Shell’s head of renewable generation, Thomas Brostrom, is leaving the company. The move comes two weeks after chief executive officer (CEO) Wael Sawan reneged on Shell’s energy transition plans. Sawan, who took office in January, announced on June 14 a shift back to oil and gas production while paring back investments in renewables following investor pressure to focus on the most profitable businesses.

The shift away from renewables comes after Shell reported adjusted full-year earnings of US$39.9 billion last year — more than double the US$19.3 billion it posted in 2021.

Shell’s new chief is putting short-term gains over long-term growth by caving to shareholder profit demands even though the company’s shift to sustainable energy has not left them empty-handed. Shell returned US$26 billion to shareholders in 2022 through share buybacks and dividend payments. By comparison, it spent around US$21 billion on its low- or zero-carbon businesses last year, or approximately one-third of total expenditure. Of that, about US$4 billion was invested into its Renewables and Energy Solutions business, which includes electricity generation, hydrogen production, carbon capture and storage, and the trading of carbon credits. Meanwhile, Shell invested about US$12.4 billion into its integrated gas and oil exploration units in 2022.

Due to the ongoing war in Ukraine and resulting increase in energy prices, Shell has experienced a solid uptick in its oil and gas returns. Shell’s record earnings in 2022 were driven largely by its gas trading business. Just over 40% of Shell’s full-year earnings came from its integrated gas business, which includes liquefied natural gas trading operations. That unit alone was responsible for almost two-thirds of Shell’s US$9.8 billion in the final three months of 2022.

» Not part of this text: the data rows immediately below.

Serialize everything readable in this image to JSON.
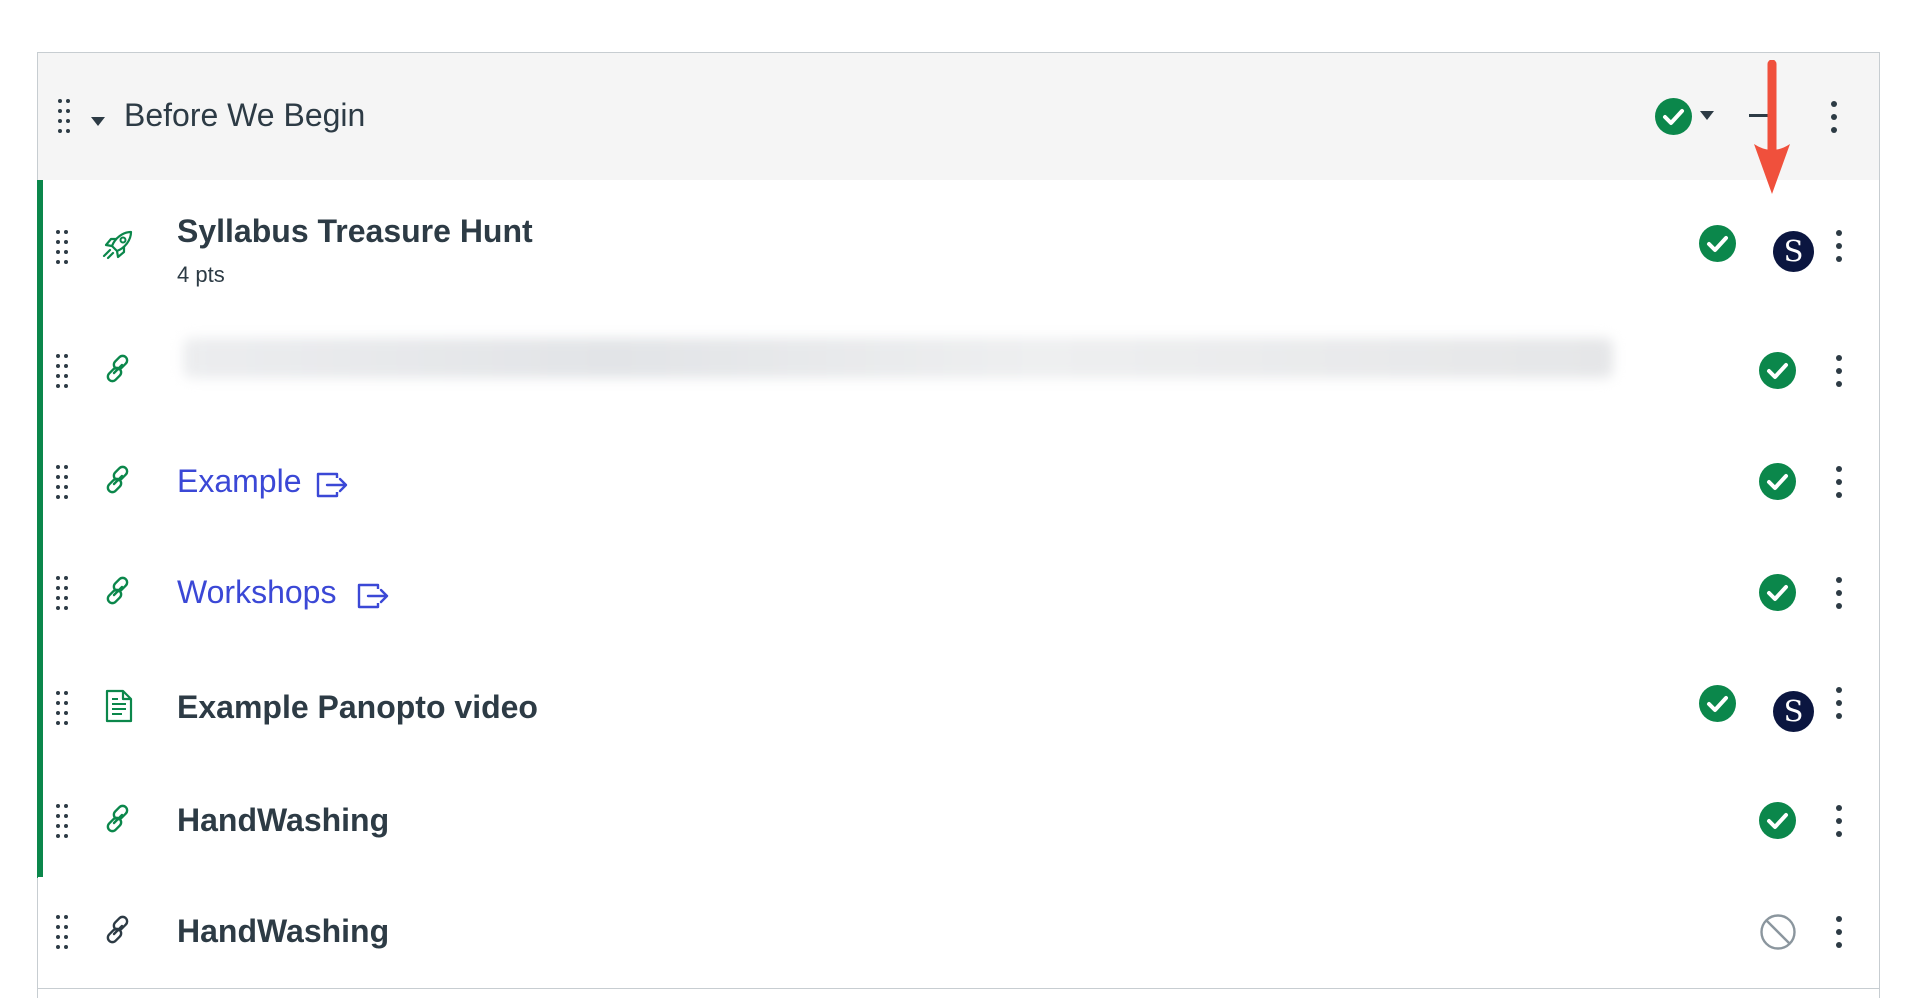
{
  "module": {
    "title": "Before We Begin",
    "status": "published"
  },
  "items": [
    {
      "type": "quiz",
      "icon": "rocket-icon",
      "title": "Syllabus Treasure Hunt",
      "subtitle": "4 pts",
      "status": "published",
      "avatar": "S"
    },
    {
      "type": "link",
      "icon": "link-icon",
      "title": "",
      "blurred": true,
      "status": "published"
    },
    {
      "type": "link",
      "icon": "link-icon",
      "title": "Example",
      "external": true,
      "status": "published"
    },
    {
      "type": "link",
      "icon": "link-icon",
      "title": "Workshops",
      "external": true,
      "status": "published"
    },
    {
      "type": "page",
      "icon": "document-icon",
      "title": "Example Panopto video",
      "status": "published",
      "avatar": "S"
    },
    {
      "type": "link",
      "icon": "link-icon",
      "title": "HandWashing",
      "status": "published"
    },
    {
      "type": "link",
      "icon": "link-icon",
      "title": "HandWashing",
      "status": "unpublished"
    }
  ],
  "colors": {
    "published": "#0b874b",
    "link": "#3b48d6",
    "text": "#2d3b45",
    "avatar": "#0b1640",
    "annotation_arrow": "#f0503c"
  }
}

Now, shareholders want even more. But at what cost? Eventually the war in Ukraine will end and European energy supply and demand will stabilize, bringing with it flattening energy pricing. Meanwhile, humanity’s impact on the planet continues to worsen.

Cleaning The Slate

Brostrom became head of renewables in February 2022. He joined Shell from offshore wind giant Orsted in August 2021 to lead offshore wind as the company planned to rapidly grow its wind and solar operations as part of a strategy to cut greenhouse gas emissions under previous CEO Ben van Beurden. Following Brostrom’s departure, Sawan introduced a new structure to the company’s top leadership that eliminates Brostrom’s role.